There are moments that this can be experience only in a dance involving the whole body. Or even by not involving the body at all, by experiencing the mind alone in its doing; as in taking the engine out of the car, as experienced in forms of medication.
The scientists who wants to understand how our understanding links to nature, must understand also our nature: the nature of our own mind, and mind sets.
This is no objective knowledge, this is subjective knowing.
Science is to some extent already an initiation, conditioning a group of young people into a collective consensus by systematic indoctrination.
What is needed is dedogmatisation; showing that reality is a realisation. And that objective science is subjective art.
The Act/Art of Science
By training scientists in the art of Art, their mental faculties are unfettered; they perceive – by direct experience – that and how their own involvement matters (and what responsibilities that offers). As a result of which they are not only more free to think; but also more grounded in what they are doing.

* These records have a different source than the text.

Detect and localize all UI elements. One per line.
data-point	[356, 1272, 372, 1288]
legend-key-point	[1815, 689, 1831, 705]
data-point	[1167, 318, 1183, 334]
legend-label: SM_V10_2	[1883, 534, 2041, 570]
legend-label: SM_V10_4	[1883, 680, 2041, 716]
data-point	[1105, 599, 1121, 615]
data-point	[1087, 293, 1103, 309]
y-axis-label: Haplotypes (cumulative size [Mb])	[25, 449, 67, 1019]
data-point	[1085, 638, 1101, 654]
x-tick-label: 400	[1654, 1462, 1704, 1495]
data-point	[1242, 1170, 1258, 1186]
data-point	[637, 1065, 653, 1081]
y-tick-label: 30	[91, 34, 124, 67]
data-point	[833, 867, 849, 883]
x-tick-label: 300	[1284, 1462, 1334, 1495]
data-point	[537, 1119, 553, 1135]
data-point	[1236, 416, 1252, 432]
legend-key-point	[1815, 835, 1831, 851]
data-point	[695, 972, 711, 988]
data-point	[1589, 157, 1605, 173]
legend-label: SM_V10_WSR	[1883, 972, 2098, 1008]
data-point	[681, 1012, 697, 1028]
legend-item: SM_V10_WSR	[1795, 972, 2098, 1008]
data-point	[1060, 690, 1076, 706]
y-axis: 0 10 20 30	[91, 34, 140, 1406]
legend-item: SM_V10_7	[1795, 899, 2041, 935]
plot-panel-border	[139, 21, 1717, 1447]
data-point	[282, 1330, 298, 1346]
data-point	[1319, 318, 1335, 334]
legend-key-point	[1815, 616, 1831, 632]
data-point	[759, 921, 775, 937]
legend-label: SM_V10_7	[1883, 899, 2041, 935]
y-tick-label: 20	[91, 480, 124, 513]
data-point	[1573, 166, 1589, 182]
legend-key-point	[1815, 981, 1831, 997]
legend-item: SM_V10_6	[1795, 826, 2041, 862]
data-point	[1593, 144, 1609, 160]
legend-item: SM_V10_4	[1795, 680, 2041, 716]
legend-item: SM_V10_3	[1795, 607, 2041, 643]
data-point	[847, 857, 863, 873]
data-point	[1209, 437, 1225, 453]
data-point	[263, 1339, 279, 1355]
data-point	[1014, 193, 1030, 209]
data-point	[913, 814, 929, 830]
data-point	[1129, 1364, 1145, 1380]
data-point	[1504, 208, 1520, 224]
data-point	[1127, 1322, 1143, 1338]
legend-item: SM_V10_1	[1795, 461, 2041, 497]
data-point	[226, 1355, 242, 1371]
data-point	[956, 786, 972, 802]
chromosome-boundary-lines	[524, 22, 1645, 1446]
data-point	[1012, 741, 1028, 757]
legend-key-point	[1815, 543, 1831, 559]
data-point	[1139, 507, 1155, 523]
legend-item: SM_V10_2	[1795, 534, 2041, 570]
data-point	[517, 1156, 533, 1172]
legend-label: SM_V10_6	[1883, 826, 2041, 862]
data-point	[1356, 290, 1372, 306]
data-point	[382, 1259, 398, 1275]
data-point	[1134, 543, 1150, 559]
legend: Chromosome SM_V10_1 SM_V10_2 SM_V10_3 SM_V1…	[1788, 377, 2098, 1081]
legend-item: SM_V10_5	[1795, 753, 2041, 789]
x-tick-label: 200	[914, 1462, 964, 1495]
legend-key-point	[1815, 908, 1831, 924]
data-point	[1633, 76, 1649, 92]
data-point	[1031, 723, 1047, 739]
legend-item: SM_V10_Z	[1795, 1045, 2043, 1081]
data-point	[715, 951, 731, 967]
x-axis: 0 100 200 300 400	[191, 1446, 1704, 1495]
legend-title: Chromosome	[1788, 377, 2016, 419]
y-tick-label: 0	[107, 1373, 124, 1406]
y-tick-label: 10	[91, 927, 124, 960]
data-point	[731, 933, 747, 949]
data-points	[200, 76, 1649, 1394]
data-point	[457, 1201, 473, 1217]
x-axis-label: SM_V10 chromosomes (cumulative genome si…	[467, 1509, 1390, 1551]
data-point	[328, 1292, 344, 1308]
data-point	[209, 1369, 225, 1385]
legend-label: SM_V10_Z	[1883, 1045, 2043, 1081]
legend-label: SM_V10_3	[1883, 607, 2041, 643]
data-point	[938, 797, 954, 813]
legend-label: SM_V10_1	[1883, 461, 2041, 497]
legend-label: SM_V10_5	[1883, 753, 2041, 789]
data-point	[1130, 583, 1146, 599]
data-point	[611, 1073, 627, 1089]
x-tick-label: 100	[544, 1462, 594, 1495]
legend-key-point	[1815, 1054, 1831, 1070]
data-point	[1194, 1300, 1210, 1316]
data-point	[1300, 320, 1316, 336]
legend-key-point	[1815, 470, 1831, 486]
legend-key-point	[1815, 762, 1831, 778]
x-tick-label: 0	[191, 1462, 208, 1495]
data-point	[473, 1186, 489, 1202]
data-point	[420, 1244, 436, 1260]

This can be easily attained: by making our schooling more academic. Less focused on disciplines, by removing the constraints of disciplining, by involving the person: by exposing the students to art; in the context of what they are learning. Not as separate faculties on a campus, but as combination of faculties of our body and being.
- The Artist-Scientists is a program that is not a luxury but essential.
Without the Artist Scientist, science will be irresponsible, because disconnected from our own involvement.
Science will also be crippled because it is not allowed to be really free; to really discover and learn; by trial and error.
Students need to learn about the errors they make, and how they make them. They must understand their inner nature, in studying nature. They need to realise that reality is but a realisation. And that their being and involvement makes all the difference in what science is and can offer.
Science is based on scientists; who all offer different perspectives.
Art explores the role and meaning of perspective; as a result of which different views can complement and supplement each other, leading to a synergy which without that cannot exist.
Science is not a homogenous sausage of replaceable scientists: science is a living body of unique living cells: scientists who are but like robots compose a stupid body of science; a vital body of knowledge that is vibrant is composed of creative living beings: the Artist-Scientist has become scorned and shunned, and often unfunded.
But . . .Artist-Scientists are the only ones left and daring to explore the unknown. By taking a different stance that the uniformity of their colleagues.
By training scientist in the art of being artist; what they find will not only be more relevant to living beings, but also more connected to the nature of nature. And more healthy for Earth.